JR: With the long duration nature of Safehold’s capital, do you see an opportunity to make any opportunistic investments and also increase the diversification of SAFE’s portfolio, perhaps in some of these secondary markets, the growth markets like Nashville and Austin?
JS: Yeah, look, we’re in Nashville, we’re in Austin, we love those cities. We do agree there’s a shift that started long ago and continues. Again, bad leadership in some of these legacy cities will certainly hurt them. But, when the pandemic first began they started looping Escape from New York with Kurt Russell — that dystopian future of New York, I just don’t believe in. If you look at London, that’s still the epicenter of the U.K. a thousand years later, Rome is the epicenter of Italy. These great cultural cities go through many waves and if people want to sell New York at dystopian prices, yeah, we’re going to step in.
Now, it’s easy to say all this because we come in at 35 cents on the dollar, so we don’t have to worry about what’s going to happen tomorrow or next week or with this administration. Many think the current administration is creating a lot of damage, but again, in the ground lease business we’re working with our customers over long periods of time to find ways to help them generate higher returns no matter what the environment is.

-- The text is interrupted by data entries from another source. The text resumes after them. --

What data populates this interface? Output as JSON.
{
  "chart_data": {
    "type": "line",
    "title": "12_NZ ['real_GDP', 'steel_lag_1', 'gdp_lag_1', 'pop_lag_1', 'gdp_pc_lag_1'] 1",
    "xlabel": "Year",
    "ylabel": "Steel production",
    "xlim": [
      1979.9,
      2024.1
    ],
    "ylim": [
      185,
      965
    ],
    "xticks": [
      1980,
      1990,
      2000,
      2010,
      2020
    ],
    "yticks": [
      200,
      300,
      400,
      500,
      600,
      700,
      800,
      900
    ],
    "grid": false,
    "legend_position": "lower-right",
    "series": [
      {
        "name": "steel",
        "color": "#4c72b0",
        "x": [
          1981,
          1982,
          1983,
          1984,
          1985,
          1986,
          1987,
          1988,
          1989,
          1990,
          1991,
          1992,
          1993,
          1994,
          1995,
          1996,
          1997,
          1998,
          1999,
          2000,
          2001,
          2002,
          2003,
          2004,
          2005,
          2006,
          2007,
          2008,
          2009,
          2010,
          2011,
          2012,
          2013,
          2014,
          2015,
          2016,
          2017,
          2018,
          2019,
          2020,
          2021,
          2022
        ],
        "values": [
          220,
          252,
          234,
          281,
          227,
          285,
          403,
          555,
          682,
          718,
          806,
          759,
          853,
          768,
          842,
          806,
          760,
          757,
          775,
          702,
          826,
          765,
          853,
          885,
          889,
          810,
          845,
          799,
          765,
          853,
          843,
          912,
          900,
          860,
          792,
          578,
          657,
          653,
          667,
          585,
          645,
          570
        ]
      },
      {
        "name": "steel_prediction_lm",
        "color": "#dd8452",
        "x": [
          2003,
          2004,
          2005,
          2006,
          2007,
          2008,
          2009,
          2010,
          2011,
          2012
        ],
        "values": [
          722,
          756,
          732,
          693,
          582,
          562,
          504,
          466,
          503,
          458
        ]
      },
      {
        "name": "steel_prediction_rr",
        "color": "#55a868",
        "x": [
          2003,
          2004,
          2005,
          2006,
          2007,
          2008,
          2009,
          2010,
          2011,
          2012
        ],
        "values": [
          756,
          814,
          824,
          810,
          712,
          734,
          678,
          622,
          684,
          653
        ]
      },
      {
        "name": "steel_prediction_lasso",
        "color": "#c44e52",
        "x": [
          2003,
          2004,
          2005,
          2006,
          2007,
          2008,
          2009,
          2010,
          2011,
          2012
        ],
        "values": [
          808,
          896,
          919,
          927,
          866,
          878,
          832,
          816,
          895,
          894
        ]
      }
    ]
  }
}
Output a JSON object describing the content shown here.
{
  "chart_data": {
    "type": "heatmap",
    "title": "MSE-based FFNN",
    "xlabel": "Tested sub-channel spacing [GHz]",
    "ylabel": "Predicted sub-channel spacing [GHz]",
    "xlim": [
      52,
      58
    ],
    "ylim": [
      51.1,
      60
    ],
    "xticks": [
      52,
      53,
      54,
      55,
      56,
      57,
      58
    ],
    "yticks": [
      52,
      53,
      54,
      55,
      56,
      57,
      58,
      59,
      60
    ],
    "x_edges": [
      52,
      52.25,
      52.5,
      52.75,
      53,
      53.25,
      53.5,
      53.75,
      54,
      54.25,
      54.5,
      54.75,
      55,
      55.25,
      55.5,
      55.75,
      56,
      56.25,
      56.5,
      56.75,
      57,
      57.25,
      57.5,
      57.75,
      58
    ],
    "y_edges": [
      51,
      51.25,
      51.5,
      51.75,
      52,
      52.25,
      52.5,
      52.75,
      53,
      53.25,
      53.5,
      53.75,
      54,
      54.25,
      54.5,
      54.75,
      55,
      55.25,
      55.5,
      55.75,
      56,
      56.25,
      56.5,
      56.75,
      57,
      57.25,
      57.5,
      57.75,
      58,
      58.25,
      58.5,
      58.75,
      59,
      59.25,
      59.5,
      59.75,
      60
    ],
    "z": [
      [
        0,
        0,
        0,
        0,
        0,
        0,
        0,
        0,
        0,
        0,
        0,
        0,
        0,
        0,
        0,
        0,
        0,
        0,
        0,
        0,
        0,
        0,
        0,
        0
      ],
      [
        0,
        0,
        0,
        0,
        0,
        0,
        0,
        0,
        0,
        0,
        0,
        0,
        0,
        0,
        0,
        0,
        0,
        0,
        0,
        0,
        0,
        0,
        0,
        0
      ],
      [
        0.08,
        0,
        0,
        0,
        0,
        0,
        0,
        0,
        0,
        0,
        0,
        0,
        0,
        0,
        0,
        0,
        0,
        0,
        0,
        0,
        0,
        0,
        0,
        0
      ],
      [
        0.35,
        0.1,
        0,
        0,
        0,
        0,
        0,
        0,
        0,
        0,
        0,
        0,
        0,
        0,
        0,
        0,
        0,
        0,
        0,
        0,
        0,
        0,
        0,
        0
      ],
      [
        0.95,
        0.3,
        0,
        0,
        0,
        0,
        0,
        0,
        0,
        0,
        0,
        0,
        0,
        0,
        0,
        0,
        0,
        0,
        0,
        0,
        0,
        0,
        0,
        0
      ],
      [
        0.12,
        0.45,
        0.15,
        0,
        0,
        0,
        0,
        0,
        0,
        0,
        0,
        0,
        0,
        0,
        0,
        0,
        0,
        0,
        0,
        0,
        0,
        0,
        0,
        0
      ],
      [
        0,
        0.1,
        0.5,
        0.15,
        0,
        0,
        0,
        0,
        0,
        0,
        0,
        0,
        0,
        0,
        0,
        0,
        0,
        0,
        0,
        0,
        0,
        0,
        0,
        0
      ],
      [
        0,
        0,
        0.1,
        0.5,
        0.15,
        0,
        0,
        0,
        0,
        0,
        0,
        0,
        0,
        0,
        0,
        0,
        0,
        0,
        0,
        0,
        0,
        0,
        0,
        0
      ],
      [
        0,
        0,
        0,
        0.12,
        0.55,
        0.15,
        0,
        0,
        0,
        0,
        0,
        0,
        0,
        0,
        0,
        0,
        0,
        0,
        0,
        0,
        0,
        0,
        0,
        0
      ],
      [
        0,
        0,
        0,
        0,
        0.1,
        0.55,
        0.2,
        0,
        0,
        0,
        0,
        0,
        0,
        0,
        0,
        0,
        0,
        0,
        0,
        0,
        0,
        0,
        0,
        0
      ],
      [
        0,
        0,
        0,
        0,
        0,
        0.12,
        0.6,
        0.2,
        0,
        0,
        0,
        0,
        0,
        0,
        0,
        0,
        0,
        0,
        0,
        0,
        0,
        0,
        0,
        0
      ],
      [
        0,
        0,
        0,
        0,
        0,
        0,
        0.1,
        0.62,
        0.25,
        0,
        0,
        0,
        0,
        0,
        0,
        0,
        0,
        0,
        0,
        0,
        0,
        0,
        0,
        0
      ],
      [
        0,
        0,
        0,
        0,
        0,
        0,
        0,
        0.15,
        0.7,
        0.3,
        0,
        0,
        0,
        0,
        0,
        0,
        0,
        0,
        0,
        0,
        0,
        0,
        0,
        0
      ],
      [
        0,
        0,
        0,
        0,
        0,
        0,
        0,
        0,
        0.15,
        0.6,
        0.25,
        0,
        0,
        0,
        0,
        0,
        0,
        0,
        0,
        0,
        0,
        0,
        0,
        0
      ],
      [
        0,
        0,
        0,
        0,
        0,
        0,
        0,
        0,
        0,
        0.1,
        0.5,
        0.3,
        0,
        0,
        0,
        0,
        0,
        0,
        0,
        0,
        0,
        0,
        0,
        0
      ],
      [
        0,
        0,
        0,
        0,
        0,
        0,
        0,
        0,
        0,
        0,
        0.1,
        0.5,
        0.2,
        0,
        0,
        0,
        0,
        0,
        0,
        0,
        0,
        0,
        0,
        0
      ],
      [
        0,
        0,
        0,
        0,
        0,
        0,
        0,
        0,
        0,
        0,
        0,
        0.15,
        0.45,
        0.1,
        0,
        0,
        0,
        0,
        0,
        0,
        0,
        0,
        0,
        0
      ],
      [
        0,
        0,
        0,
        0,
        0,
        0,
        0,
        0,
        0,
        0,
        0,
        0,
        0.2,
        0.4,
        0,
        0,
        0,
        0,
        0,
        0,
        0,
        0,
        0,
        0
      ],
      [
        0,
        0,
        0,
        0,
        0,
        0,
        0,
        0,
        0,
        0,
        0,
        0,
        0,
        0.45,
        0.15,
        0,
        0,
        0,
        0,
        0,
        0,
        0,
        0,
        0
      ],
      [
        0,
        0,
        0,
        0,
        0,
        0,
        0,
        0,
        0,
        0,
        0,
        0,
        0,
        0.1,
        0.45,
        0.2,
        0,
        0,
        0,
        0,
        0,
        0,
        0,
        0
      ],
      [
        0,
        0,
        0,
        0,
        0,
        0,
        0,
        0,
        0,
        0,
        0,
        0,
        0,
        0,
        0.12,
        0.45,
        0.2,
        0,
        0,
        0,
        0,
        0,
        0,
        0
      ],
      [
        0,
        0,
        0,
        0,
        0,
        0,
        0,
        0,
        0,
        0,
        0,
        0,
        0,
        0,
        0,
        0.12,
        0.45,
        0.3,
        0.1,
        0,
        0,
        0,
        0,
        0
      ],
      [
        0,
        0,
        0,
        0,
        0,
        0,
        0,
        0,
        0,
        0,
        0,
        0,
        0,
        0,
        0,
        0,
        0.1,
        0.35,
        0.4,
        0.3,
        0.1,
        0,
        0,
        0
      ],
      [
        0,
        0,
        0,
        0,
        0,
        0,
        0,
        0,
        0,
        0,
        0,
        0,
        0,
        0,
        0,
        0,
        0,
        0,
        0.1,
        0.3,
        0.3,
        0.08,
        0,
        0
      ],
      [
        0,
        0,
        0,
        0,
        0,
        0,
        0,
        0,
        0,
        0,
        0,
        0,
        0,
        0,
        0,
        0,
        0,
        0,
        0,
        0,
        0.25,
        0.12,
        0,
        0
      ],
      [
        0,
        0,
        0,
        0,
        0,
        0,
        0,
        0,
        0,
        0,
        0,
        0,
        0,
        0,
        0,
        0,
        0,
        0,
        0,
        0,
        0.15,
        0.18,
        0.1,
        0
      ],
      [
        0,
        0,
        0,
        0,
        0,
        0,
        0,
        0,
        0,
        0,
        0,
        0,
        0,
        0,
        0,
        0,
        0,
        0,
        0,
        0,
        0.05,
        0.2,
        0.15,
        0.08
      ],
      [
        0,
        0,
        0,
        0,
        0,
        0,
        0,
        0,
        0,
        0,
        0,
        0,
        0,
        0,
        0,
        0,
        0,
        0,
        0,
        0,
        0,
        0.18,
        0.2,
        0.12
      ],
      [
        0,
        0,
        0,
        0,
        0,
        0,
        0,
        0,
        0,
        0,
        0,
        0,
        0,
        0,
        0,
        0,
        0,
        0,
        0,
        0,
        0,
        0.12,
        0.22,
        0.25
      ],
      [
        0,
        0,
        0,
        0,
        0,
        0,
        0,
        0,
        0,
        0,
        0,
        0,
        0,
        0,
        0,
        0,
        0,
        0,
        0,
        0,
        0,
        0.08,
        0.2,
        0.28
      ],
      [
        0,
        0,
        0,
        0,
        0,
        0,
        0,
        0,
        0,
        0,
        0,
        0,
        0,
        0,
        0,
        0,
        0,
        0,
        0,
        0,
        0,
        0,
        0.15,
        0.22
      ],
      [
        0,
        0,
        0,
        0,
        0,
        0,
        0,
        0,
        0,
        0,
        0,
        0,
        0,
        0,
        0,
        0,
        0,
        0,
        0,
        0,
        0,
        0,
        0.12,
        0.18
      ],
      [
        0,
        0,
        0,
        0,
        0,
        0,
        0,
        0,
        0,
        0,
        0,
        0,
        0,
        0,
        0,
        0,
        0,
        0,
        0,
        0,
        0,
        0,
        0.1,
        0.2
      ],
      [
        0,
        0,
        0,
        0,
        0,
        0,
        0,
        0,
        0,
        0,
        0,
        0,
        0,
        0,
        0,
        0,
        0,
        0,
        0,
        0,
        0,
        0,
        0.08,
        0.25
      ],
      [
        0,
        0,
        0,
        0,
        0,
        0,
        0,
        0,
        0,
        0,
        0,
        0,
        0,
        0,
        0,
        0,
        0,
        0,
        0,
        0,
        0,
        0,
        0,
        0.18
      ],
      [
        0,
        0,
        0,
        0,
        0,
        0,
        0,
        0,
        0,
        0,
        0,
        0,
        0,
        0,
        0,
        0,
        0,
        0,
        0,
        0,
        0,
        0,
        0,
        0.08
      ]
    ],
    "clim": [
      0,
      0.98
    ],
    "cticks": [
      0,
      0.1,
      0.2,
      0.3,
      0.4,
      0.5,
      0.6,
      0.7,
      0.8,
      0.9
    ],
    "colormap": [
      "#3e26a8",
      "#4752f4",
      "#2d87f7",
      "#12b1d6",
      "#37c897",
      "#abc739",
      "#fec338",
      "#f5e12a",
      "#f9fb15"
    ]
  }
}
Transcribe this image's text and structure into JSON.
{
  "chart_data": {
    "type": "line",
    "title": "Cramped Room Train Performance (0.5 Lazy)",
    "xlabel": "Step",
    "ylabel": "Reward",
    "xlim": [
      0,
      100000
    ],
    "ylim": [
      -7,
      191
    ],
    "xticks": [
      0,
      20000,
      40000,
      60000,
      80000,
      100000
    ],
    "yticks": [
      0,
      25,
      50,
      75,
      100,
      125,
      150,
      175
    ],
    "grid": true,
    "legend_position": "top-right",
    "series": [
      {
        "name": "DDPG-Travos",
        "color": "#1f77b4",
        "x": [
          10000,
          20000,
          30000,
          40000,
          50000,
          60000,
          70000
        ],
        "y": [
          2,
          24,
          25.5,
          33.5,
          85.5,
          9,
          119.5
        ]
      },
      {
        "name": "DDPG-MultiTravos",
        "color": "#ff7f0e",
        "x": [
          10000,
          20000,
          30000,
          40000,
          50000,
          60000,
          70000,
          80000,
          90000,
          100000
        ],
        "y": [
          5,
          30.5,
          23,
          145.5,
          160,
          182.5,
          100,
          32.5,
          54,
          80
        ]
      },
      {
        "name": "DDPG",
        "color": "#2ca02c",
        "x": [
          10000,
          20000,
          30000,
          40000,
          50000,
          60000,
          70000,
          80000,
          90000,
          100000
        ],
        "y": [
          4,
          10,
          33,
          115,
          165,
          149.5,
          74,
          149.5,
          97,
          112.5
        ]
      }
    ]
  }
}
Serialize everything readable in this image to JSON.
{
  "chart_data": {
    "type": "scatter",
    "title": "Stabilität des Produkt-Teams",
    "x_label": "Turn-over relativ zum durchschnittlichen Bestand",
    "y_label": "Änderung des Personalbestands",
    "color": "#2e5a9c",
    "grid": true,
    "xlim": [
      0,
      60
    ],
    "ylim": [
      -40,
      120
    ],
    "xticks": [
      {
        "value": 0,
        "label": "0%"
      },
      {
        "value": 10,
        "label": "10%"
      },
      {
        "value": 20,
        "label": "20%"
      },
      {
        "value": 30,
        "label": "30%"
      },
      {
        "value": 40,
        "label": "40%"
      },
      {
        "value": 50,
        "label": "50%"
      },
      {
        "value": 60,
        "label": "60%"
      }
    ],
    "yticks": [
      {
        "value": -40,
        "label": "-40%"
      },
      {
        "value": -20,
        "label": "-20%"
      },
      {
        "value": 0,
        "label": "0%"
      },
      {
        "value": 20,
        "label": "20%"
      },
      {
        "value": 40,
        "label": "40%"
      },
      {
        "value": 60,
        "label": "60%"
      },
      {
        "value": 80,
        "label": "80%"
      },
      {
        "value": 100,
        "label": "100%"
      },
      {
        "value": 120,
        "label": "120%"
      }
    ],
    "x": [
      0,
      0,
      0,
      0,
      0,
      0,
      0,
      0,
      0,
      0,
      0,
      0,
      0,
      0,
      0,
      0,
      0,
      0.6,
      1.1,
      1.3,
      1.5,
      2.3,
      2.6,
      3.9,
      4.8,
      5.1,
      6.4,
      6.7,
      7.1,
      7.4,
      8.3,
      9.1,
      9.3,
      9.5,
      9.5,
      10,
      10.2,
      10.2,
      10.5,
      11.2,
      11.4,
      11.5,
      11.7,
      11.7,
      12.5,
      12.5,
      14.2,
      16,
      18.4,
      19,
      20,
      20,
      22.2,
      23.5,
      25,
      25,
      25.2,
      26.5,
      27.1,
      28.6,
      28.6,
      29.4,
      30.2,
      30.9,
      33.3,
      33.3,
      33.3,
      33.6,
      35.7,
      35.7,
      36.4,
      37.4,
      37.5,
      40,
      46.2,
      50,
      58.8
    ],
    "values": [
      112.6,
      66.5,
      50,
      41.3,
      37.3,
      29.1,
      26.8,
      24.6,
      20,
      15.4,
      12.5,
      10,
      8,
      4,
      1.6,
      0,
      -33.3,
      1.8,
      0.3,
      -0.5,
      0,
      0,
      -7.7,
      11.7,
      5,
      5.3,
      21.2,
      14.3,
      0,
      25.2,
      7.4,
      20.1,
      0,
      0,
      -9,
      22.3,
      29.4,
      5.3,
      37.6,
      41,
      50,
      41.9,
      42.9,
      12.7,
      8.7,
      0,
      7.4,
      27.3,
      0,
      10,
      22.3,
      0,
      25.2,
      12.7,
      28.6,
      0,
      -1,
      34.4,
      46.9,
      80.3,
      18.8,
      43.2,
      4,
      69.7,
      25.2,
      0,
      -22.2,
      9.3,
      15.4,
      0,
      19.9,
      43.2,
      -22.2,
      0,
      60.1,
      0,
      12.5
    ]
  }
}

We just want to create a better capital solution for them, and if they can buy things even cheaper than they could before, we will help them take advantage of that.
One thing I do believe, Jade, is that real estate has some of the smartest entrepreneurs in the world who walk every corner and decide what the future is going to look like, and we want to harness that energy, that entrepreneurial spirit, wherever it is, whether it’s Austin or Nashville or the next city none of us are even thinking about. Our goal is not to get in the way of our customers, our goal is to help them maximize their ideas with the cheapest, most efficient capital possible. Whether you call that opportunistic, our view is real estate is one of the largest investment classes, it’s stockpiled with really smart, innovative people, and we have the easy job: we just have to give them the fuel to do what they do well.
I like this [ground lease] business a lot, as you can tell. I think it is a perfect spot for us to use everything we’ve learned in the finance business, the sale-leaseback business, the corporate world, the capital markets, and try to deliver all that knowledge and expertise to the people who really create the future, and that’s a fun place to be when the world is changing. We hope to be helping people like [panelist and Digital Colony CEO] Mark [Ganzi], or helping people like Barry [Sternlicht], or helping people like [panelist and Walker & Dunlop CEO] Willy [Walker] serve that next generation in a way that we know won’t be what it is today, but whatever it is, we’ll figure out how to make it a better future.